New vacancies in the U.K. capital’s City and Canary Wharf financial districts fell 2 percent to 2,335 in October from 2,380 in September, the London-based recruiter said in a statement today. The figure was also 12 percent lower than the 2,640 new vacancies in October 2012.
“The financial performance of the big investment banks is still not robust enough for them to initiate the levels of hiring that you normally associate with new stock market highs,” Mark Cameron, Astbury Marsden’s chief operating officer, said in the statement. “Banks have been badly burnt in the past hiring on a short-term bounce in business volumes and then having to go through costly layoffs, so many are being prudent and putting off bigger hiring decisions.”
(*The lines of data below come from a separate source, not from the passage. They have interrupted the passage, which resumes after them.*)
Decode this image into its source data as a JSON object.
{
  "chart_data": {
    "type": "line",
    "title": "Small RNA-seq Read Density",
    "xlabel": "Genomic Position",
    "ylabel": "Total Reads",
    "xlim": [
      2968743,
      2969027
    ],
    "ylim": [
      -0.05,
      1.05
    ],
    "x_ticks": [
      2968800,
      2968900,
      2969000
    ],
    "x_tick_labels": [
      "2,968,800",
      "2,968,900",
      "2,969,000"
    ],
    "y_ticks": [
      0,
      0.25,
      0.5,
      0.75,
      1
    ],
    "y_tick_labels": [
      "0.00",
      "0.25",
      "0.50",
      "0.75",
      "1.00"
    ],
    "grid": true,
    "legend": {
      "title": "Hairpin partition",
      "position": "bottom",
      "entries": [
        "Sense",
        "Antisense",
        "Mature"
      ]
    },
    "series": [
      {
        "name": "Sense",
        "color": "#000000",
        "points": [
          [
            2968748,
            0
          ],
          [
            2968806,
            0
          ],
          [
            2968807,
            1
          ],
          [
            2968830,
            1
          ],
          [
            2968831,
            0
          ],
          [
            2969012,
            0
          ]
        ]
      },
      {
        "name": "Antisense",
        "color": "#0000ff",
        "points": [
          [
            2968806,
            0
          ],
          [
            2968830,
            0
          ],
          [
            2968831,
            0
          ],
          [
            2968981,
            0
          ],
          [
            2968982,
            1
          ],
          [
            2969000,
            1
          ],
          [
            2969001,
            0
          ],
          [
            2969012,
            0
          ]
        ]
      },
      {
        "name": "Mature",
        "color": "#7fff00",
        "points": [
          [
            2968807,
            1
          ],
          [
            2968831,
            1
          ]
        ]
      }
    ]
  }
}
Investment-bank hiring is lagging behind a recovery in the rest of the U.K. job market, which saw unemployment unexpectedly decline in the quarter through July. Barclays Plc last week posted a 26 percent drop in third-quarter pretax profit, hurt by a slump in trading revenue at the U.K.’s second-largest bank by assets. Deutsche Bank AG, Germany’s largest lender, reported a 94 percent drop in third-quarter earnings last week, while UBS AG postponed a profitability goal.
“Outside of the investment banks, the picture looks rosier with a pick-up in hiring activity in the asset-management sector, which is partly driven by the buoyant stock market increasing funds under management,” Cameron said.